People claim that it's the lack of consequences, and illusion of safety, but I feel as if it's really the emotional disconnection that does it.

lordnacho 7 days ago | parent | prev | next [-]

Anonymity is one aspect, for sure. But also, people often have not taken in the lesson of interpreting generously. They take the worst interpretation of the words, and often add a few imagined things that were never written (oh you like healthcare, you communist?). This is worse in written form because the feedback loop is longer, but it being written makes it feel like the author has had plenty of time to think about it.

Forums are also the kind of place that everyone thinks are populated by political bots. Believing every other comment is written in bad faith is going to change how you behave.

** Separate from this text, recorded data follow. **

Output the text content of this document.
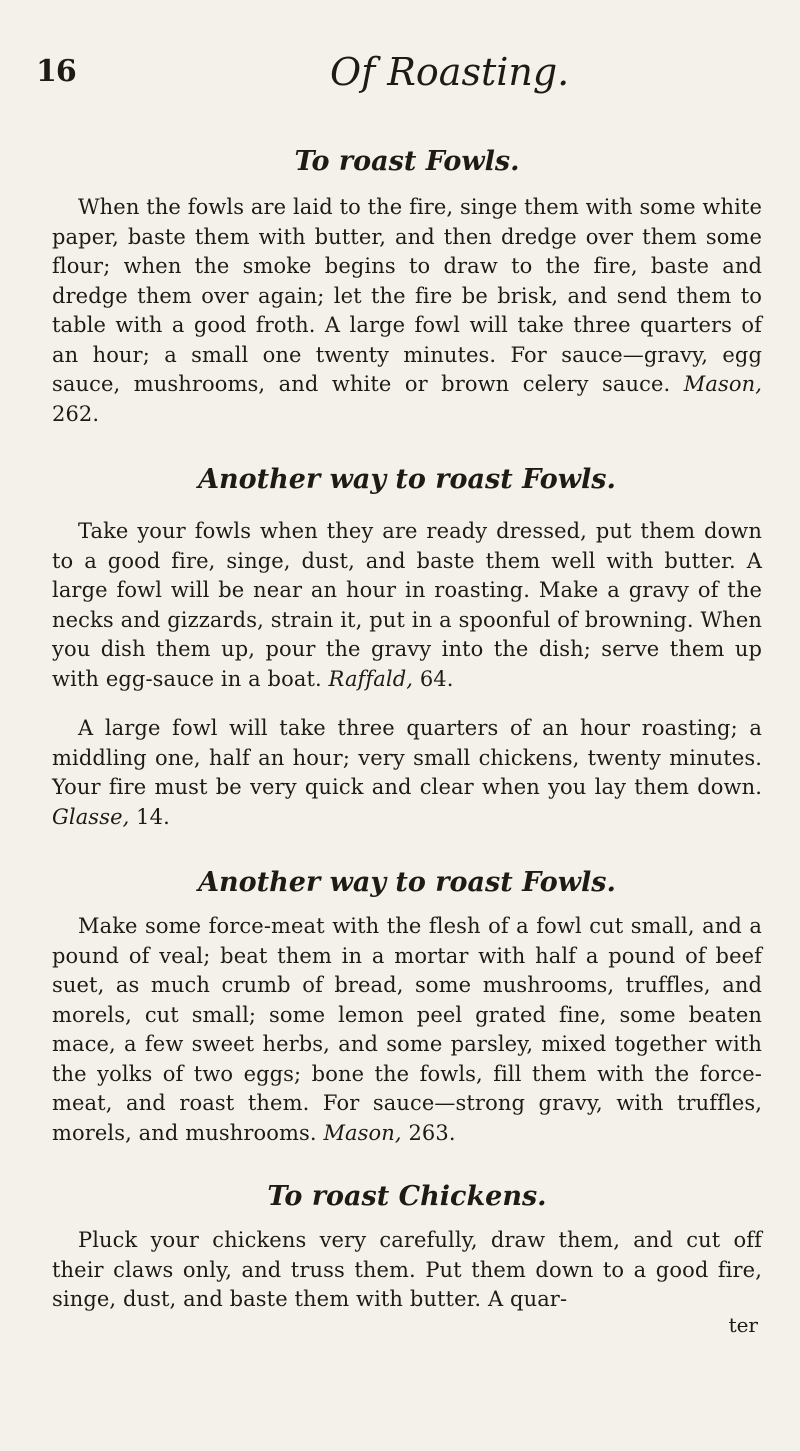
16	Of Roasting.
To roast Fowls.

When the fowls are laid to the fire, singe them with some white paper, baste them with butter, and then dredge over them some flour; when the smoke begins to draw to the fire, baste and dredge them over again; let the fire be brisk, and send them to table with a good froth. A large fowl will take three quarters of an hour; a small one twenty minutes. For sauce—gravy, egg sauce, mushrooms, and white or brown celery sauce. Mason, 262.

Another way to roast Fowls.

Take your fowls when they are ready dressed, put them down to a good fire, singe, dust, and baste them well with butter. A large fowl will be near an hour in roasting. Make a gravy of the necks and gizzards, strain it, put in a spoonful of browning. When you dish them up, pour the gravy into the dish; serve them up with egg-sauce in a boat. Raffald, 64.

A large fowl will take three quarters of an hour roasting; a middling one, half an hour; very small chickens, twenty minutes. Your fire must be very quick and clear when you lay them down. Glasse, 14.

Another way to roast Fowls.

Make some force-meat with the flesh of a fowl cut small, and a pound of veal; beat them in a mortar with half a pound of beef suet, as much crumb of bread, some mushrooms, truffles, and morels, cut small; some lemon peel grated fine, some beaten mace, a few sweet herbs, and some parsley, mixed together with the yolks of two eggs; bone the fowls, fill them with the force-meat, and roast them. For sauce—strong gravy, with truffles, morels, and mushrooms. Mason, 263.

To roast Chickens.

Pluck your chickens very carefully, draw them, and cut off their claws only, and truss them. Put them down to a good fire, singe, dust, and baste them with butter. A quar-

ter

When you think of arguments as a kind of battle, you end up forgetting the person on the other side.

lossolo 7 days ago | parent | prev [-]

A long time ago, you would only interact with humans from your own tribe. Most of your actions had direct consequences for you, and you interacted with these people every day. Your life and wellbeing depended on that group and your social status. Then came local communities, followed by the global village, with access to eight billion people you will never meet or know. You can say whatever you want to them and face no real consequences, you can simply block them if you wish.